Makenzie, 41, is also disabled and relies on Supplemental Security Income, and has been living as a woman since 2012.

She has been getting estrogen since 2013 — even though, under the regulation, it would be prohibited — and it has helped her. Both she and Flack fear that their hormone coverage might be rescinded at any time, since it also appears to be prohibited by the regulation, but was nevertheless approved.

While Flack seeks removal of his female breasts, Makenzie seeks genital transformation surgery. She took out a $5,000 loan to pay for breast implants after being denied Medicaid coverage.

After breast augmentation , Makenzie she has reported less mistreatment for being perceived as male. But she can't afford to take a loan for genital reconstruction, a much more expensive procedure.

10 states deny coverage

Wisconsin is one of 10 states that deny Medicaid coverage of treatments for gender transition, according to the lawsuit. Nineteen states explicitly cover, and the rest have no explicit policy either way.

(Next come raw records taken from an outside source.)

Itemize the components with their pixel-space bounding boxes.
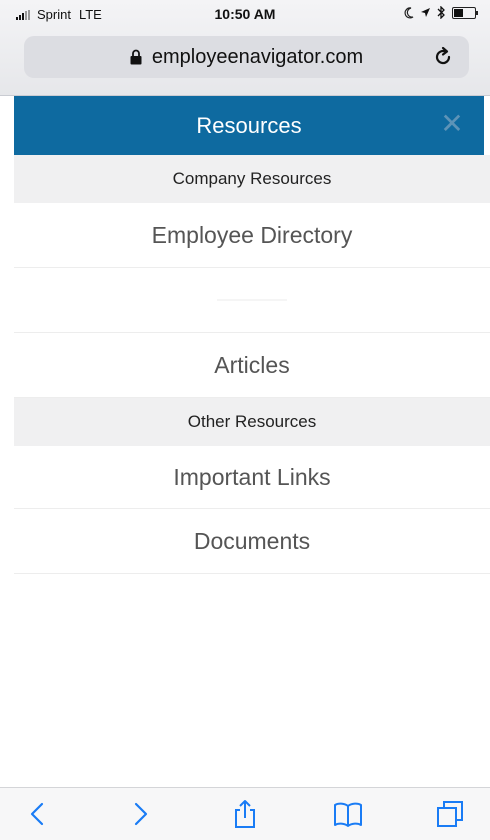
browser-toolbar <box>0 787 490 840</box>
menu-item-blank[interactable] <box>14 268 490 333</box>
bookmarks-icon[interactable] <box>332 798 364 830</box>
battery-icon <box>452 6 478 19</box>
menu-item-important-links[interactable]: Important Links <box>14 446 490 509</box>
menu-item-articles[interactable]: Articles <box>14 333 490 398</box>
forward-icon[interactable] <box>124 798 156 830</box>
moon-icon <box>404 6 414 18</box>
section-header-company-resources: Company Resources <box>14 155 490 203</box>
url-text: employeenavigator.com <box>151 45 364 68</box>
url-bar[interactable]: employeenavigator.com <box>24 36 469 78</box>
location-arrow-icon <box>421 8 430 17</box>
blank-item-placeholder <box>217 299 287 301</box>
reload-icon[interactable] <box>431 45 455 69</box>
page-title: Resources <box>196 112 302 138</box>
status-bar: Sprint LTE 10:50 AM <box>0 0 490 30</box>
resources-menu: Company Resources Employee Directory Art… <box>14 155 490 574</box>
browser-chrome: Sprint LTE 10:50 AM employeenavigator.co… <box>0 0 490 96</box>
back-icon[interactable] <box>22 798 54 830</box>
page-header: Resources ✕ <box>14 96 484 155</box>
lock-icon <box>130 49 142 65</box>
section-header-other-resources: Other Resources <box>14 398 490 446</box>
tabs-icon[interactable] <box>434 798 466 830</box>
bluetooth-icon <box>437 6 445 19</box>
url-display[interactable]: employeenavigator.com <box>130 46 363 69</box>
menu-item-employee-directory[interactable]: Employee Directory <box>14 203 490 268</box>
status-right <box>404 6 478 19</box>
close-icon[interactable]: ✕ <box>438 110 466 138</box>
menu-item-documents[interactable]: Documents <box>14 509 490 574</box>
share-icon[interactable] <box>229 798 261 830</box>
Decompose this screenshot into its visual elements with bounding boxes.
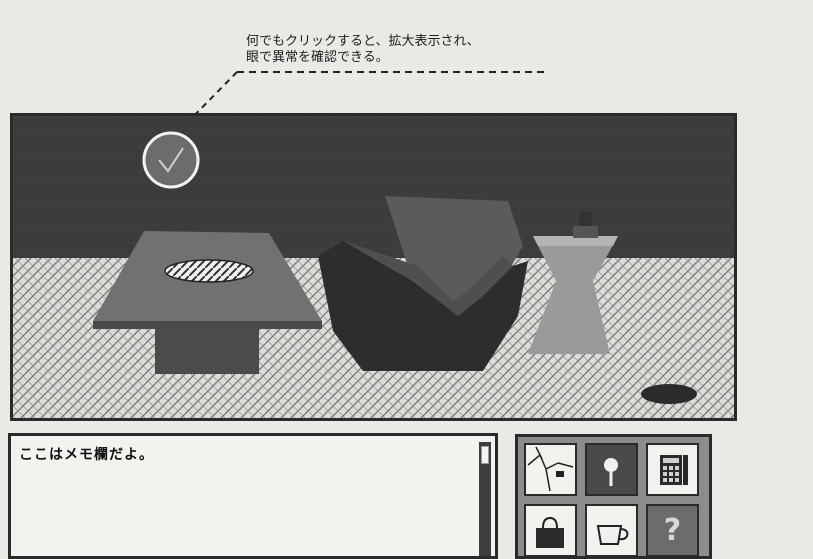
calculator-icon [660,455,688,485]
inspect-tool-button[interactable] [585,443,638,496]
room-scene[interactable] [10,113,737,421]
map-tool-button[interactable] [524,443,577,496]
map-icon [527,446,574,492]
magnifier-icon [604,458,618,486]
help-icon: ? [663,513,682,548]
check-target[interactable] [142,131,200,189]
bag-icon [536,516,564,548]
memo-panel[interactable]: ここはメモ欄だよ。 [8,433,498,559]
bag-tool-button[interactable] [524,504,577,557]
help-tool-button[interactable]: ? [646,504,699,557]
memo-scrollbar[interactable] [479,442,491,556]
tool-palette: ? [515,434,712,559]
memo-text[interactable]: ここはメモ欄だよ。 [19,444,154,464]
memo-scroll-thumb[interactable] [481,446,489,464]
floor-oval[interactable] [641,384,697,404]
cup-tool-button[interactable] [585,504,638,557]
cup-icon [596,525,629,545]
calculator-tool-button[interactable] [646,443,699,496]
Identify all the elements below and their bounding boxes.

Whether changes to a patient's body or appearance is just a cosmetic desire or a medical necessity has long been debated by insurers. Doctors who treat transgender patients say it often is clearly the latter.

During Flack's appeal of his denial of coverage for a double mastectomy, the Department of Health Services acknowledge gender dysphoria is an accepted reason for the surgery, but an administrative law judge cited the rule against "transsexual surgery" in affirming the denial.

In the current lawsuit, the state argues the procedures have no proven medical benefit, despite detailed evidence from the plaintiffs' doctors about their patients' sustained efforts to conform their genders by other means, and the negative health consequences of being denied the surgeries.